Lent as a coming home to your own vocation
Laura DeMaria
It is Ash Wednesday! A note for you, reader: today is not actually a holy day of obligation. So, if you didn’t get to Mass to get ashes, you’ve committed no sin. For those who went, it sure is a fantastic way to immediately, through full immersion of the senses, enter into this season of penance.
I have been reflecting on how Lent serves to bring us back to our own vocation. Vocation is your state in life: married, single, parent, professional, religious, priest, sister. We focus on how Lent is the time to clear out all the noise and get closer to God, but at the same time, aren’t we getting closer to our vocation, as well?
For example: how does giving up gossip help me to love my family more? How does giving up social media make me more responsible and attentive to my job? How does giving to charity remind me to love those close to me more thoroughly, especially those in need? How does spending more time in silence make me a better writer? How does time spent in prayer make me notice and listen better?
Can you think of ways the penances, prayers, and observances bring you closer to your vocation - your calling - in life?
I will next be on Morning Air next Thursday, March 10 at the usual 8:10 am eastern time. I will be discussing that big survey that came out indicating that the American trend away from religion seems to have leveled off.

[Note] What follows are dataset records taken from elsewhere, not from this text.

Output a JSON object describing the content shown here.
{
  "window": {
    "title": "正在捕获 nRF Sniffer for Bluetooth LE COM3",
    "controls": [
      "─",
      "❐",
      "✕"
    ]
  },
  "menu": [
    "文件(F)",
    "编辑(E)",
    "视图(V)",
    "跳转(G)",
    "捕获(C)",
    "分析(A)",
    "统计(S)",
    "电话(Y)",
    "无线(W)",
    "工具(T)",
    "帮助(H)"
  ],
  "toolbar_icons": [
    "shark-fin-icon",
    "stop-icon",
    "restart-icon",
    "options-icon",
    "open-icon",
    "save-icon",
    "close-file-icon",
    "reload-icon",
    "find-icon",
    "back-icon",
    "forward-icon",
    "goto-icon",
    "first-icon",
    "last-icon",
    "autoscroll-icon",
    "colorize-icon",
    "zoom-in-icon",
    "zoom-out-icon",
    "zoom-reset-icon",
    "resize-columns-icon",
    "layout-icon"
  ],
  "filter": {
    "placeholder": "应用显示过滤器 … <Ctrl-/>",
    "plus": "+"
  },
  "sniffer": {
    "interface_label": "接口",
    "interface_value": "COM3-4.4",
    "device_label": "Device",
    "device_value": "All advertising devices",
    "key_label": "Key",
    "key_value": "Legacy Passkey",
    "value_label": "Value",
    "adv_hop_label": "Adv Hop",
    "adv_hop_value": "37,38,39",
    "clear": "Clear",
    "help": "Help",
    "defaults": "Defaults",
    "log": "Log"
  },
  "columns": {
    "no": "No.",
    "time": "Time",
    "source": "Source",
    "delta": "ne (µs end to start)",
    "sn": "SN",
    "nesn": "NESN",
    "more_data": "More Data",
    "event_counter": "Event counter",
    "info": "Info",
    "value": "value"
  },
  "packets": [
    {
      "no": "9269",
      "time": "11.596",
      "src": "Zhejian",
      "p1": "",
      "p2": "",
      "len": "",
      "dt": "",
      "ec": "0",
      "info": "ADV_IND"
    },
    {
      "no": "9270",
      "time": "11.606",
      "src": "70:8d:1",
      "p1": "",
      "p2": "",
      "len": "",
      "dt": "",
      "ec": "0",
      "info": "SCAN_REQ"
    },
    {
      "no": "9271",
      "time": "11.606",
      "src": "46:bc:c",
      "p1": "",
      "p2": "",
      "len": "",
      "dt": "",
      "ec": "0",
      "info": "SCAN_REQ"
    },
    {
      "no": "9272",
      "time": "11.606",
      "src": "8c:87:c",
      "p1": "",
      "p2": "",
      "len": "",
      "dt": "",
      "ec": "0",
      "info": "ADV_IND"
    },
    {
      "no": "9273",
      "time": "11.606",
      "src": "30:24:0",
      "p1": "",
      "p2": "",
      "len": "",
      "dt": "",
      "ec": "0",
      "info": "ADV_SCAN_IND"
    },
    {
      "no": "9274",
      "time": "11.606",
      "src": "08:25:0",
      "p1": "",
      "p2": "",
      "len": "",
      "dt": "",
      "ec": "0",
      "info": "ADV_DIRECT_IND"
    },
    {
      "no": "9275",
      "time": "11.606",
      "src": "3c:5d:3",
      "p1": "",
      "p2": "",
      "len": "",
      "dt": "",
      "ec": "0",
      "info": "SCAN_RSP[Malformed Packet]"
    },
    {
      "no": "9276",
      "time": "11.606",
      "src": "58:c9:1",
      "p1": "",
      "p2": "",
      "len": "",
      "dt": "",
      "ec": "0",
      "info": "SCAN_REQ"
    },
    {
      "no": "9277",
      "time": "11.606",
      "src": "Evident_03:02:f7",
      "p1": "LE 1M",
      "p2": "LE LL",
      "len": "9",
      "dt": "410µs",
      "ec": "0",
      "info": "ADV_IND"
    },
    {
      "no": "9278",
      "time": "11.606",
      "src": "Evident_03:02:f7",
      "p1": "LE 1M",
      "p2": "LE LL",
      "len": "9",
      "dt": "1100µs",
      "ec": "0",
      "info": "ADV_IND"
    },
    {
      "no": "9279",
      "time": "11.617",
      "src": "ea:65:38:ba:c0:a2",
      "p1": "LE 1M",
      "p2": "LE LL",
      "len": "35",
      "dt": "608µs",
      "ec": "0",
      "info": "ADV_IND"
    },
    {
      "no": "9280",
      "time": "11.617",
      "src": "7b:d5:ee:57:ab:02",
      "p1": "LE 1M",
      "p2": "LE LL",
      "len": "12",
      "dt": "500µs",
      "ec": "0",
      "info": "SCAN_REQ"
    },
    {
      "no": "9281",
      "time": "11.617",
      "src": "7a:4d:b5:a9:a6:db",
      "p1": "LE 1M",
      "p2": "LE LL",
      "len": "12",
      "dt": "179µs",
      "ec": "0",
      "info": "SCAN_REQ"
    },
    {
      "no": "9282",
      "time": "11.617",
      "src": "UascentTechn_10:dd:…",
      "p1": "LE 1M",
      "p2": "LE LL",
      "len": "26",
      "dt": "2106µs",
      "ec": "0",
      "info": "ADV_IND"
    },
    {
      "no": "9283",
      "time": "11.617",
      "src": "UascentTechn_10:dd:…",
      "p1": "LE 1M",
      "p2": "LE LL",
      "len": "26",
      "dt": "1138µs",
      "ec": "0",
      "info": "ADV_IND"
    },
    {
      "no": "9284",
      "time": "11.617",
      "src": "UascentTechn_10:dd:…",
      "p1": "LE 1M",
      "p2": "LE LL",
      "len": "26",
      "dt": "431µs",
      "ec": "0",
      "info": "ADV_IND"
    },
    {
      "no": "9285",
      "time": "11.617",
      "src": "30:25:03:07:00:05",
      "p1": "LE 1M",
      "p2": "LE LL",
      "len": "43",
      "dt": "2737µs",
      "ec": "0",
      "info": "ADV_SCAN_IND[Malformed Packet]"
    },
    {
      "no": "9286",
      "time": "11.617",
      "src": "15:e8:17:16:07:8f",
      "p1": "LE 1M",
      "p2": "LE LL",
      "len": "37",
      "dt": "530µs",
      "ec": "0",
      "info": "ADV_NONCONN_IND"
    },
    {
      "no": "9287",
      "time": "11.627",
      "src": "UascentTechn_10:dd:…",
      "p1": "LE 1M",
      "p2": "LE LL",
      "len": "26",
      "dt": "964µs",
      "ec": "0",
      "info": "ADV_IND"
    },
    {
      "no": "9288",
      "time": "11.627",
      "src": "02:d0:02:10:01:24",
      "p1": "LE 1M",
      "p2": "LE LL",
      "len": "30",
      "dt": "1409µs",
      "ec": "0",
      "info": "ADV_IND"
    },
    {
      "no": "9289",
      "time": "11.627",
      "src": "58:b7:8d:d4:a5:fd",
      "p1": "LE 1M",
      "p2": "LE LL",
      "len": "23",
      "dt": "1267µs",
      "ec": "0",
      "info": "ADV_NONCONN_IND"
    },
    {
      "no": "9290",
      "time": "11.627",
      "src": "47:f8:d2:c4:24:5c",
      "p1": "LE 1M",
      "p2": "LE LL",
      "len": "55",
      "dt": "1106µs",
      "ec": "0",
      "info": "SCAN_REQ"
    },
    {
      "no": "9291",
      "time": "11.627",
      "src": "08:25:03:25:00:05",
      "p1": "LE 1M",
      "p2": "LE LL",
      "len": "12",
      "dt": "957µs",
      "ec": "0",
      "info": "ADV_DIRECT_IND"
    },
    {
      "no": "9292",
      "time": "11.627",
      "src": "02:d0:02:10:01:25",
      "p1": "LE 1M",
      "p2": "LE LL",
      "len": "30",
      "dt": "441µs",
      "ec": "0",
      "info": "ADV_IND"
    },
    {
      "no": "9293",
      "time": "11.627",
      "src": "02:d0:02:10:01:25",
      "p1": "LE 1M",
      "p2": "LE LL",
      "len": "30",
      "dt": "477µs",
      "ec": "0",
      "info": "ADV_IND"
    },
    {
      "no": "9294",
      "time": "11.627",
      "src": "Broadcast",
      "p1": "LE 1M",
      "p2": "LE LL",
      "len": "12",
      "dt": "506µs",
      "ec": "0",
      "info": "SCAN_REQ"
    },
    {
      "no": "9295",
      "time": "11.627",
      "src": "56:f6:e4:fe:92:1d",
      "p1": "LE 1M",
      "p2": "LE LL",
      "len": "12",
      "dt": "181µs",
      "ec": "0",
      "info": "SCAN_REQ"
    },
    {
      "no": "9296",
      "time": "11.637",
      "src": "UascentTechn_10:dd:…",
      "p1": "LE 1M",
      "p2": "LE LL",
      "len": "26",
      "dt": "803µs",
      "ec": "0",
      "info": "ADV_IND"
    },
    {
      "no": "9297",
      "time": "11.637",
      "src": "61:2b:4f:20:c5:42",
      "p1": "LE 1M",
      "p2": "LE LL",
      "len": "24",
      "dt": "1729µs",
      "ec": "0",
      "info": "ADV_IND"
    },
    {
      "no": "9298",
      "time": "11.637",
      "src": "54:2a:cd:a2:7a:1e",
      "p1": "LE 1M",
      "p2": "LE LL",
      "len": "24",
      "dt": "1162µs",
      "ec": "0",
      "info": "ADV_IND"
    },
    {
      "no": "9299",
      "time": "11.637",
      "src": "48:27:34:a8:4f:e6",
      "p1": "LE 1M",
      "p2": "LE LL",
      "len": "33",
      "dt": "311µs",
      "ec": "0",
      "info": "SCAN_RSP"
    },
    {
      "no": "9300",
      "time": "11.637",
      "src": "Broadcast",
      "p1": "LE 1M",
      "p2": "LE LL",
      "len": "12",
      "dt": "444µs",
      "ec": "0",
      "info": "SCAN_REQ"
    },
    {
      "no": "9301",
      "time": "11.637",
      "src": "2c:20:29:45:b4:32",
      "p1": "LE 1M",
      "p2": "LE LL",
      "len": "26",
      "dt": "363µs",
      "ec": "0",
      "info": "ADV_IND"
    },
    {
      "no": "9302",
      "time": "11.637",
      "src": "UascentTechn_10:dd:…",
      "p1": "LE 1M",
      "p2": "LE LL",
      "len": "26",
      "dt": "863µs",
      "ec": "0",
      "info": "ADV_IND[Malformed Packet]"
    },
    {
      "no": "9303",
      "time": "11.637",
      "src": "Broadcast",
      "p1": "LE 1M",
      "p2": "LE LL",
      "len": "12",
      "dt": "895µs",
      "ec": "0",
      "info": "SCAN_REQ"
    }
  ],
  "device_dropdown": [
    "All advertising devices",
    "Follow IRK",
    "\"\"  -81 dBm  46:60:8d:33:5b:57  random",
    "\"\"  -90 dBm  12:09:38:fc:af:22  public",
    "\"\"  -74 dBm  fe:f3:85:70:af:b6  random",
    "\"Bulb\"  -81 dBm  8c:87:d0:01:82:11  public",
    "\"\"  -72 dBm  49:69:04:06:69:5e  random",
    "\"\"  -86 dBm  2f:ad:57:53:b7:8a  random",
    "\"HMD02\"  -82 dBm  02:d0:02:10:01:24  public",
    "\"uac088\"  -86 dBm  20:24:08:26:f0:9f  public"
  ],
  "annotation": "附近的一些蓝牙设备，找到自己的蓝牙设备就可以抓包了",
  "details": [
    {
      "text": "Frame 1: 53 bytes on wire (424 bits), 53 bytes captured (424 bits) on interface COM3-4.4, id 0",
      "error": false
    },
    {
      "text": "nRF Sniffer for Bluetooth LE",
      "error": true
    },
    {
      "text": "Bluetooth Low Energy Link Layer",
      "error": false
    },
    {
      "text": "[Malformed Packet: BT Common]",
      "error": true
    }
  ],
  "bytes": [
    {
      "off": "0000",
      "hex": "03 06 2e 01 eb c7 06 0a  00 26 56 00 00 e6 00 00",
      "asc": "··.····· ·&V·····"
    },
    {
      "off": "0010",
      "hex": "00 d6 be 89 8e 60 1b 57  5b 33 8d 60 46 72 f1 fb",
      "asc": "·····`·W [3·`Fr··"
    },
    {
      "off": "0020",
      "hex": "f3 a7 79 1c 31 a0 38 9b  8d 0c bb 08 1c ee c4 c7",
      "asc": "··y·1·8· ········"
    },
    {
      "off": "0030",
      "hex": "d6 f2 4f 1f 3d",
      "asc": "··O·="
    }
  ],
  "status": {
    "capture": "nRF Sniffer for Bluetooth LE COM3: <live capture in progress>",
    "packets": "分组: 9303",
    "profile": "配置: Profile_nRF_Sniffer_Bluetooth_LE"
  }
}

One other thing: there is a report going around that Protestants are a little concerned with the number of their own converting the Catholicism. Religion is not a competition, but if you believe in the truth of the Church, and believe in its goodness in the world and for mankind, then this is of course a good thing. Of course, always important is ecumenical getting along-ness. But given the news above about how Americans may have leveled off in their distancing themselves from faith, it seems something is going on. Something good!
May your Lent be prayerful, penitential, and fruitful, and may you come out the other side closer to yourself, your family, and God.